My aunt and uncle are on their way to Buffalo, NY and stopped in Columbus for the day this past weekend. I took them to this quirky bookstore in German Village, The Book Loft. The Book Loft has 32 rooms of books and the hallways wind around, it’s a funny place. It’s been a long time since I’ve been in a bookstore because… Amazon. It was so wonderful. I wandered. I browsed. I bought a book called 100 Things to do in Ohio. I’m going to start doing them. If I have to leave the house all day, I like to see stuff. And then if it’s cool I want to tell other people about that stuff.
“7. IF YOU KNEW YOU WERE GOING TO DIE ONE YEAR FROM TODAY, WHAT WOULD YOU DO AND HOW WOULD YOU WANT TO BE REMEMBERED?
Most of us don’t like thinking about death. It freaks us out. But thinking about our own death surprisingly has a lot of practical advantages. One of those advantages is that it forces us to zero in on what’s actually important in our lives and what’s just frivolous and distracting.
What is your legacy going to be? What are the stories people are going to tell when you’re gone? What is your obituary going to say? Is there anything to say at all? If not, what would you like it to say? How can you start working towards that today?
And again, if you fantasize about your obituary saying a bunch of badass shit that impresses a bunch of random other people, then again, you’re failing here.
When people feel like they have no sense of direction, no purpose in their life, it’s because they don’t know what’s important to them, they don’t know what their values are.
And when you don’t know what your values are, then you’re essentially taking on other people’s values and living other people’s priorities instead of your own. This is a one-way ticket to unhealthy relationships and eventual misery.”

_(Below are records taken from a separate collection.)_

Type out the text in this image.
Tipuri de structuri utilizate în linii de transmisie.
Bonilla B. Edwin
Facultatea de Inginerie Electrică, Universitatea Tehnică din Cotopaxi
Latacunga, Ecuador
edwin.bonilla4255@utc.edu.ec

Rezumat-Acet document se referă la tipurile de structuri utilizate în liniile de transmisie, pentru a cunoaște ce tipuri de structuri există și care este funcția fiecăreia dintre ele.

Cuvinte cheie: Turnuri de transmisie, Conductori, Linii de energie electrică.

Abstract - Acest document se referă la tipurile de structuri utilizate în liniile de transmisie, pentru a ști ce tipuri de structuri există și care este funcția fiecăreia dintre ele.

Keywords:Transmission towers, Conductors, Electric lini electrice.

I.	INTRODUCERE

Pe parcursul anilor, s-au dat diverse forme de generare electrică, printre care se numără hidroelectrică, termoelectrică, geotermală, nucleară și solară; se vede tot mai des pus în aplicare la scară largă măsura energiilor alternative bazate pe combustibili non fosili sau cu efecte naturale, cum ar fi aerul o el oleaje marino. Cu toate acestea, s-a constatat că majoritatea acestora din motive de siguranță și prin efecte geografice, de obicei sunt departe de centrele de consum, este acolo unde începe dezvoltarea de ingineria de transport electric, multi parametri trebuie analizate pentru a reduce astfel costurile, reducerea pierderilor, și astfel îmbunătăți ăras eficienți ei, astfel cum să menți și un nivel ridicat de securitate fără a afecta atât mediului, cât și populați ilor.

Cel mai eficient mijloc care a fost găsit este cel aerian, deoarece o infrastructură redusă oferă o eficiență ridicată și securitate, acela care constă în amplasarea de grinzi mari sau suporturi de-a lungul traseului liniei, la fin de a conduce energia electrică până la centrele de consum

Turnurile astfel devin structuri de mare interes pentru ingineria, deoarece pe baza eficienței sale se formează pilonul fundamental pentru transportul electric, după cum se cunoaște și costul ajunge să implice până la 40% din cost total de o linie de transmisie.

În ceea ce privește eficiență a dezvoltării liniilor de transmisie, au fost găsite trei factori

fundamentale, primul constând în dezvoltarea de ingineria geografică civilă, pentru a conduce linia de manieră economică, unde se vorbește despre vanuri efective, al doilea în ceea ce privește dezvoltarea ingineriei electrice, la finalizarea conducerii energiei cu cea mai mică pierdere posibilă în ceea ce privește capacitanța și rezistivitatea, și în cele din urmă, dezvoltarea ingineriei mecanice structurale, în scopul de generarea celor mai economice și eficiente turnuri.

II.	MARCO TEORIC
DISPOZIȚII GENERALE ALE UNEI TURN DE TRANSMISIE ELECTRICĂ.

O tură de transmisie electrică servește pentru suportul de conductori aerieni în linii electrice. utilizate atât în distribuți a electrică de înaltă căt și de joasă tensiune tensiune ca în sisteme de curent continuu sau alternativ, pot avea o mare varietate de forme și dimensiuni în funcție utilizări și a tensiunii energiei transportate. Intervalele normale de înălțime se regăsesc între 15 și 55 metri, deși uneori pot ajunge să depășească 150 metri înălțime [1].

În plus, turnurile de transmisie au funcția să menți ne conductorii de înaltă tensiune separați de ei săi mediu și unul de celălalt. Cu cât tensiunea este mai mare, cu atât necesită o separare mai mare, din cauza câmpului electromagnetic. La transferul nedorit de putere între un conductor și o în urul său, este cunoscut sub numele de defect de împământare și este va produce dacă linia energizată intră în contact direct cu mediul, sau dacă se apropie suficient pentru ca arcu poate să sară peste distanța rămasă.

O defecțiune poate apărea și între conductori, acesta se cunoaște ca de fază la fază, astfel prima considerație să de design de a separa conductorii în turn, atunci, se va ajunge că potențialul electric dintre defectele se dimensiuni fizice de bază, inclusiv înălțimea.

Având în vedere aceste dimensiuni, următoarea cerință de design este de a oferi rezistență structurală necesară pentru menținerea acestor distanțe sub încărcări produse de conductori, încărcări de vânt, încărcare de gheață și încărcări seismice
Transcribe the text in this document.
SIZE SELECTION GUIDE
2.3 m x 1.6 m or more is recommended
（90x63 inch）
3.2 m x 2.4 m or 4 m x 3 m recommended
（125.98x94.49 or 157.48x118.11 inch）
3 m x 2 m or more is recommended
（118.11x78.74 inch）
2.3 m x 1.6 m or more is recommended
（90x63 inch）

Yes. This last section. This.
I’ve been thinking a lot about why I want the things I want, lately. The problem is, I want everything. And I don’t mean stuff, I mean experiences, ideas, credentials, etc. I have something between an identity disorder and an impulse problem. Someone tells me they’re taking a trip to Egypt – and suddenly I feel less than because I’ve never been to Egypt. A few days later I realize I do not want to go to Egypt, I just want to be cool and interesting. Many people have a PMP certification, I think I need one to be accepted, to be taken seriously. You know what? I don’t! I can read a book, get some of the lingo and move on with my life.
There are a few things I know for sure that I did/do for me and not someone else’s priority. Grad school, trying veganism, flying to NYC to see Arcadia on Broadway, running the Tink 1/2 marathon… But so many other things I do because my knee jerk reaction is to do what other people are doing. I’m sure this is tied in with my comparison stuff… I’ll let Claire work that out for me.
There you have it. The article that has made me think. The article that has me asking questions. And if you have any time at all, read some more of Mr. Manson’s work. I devoured about 6 of the articles in the first sitting. He’s on to something.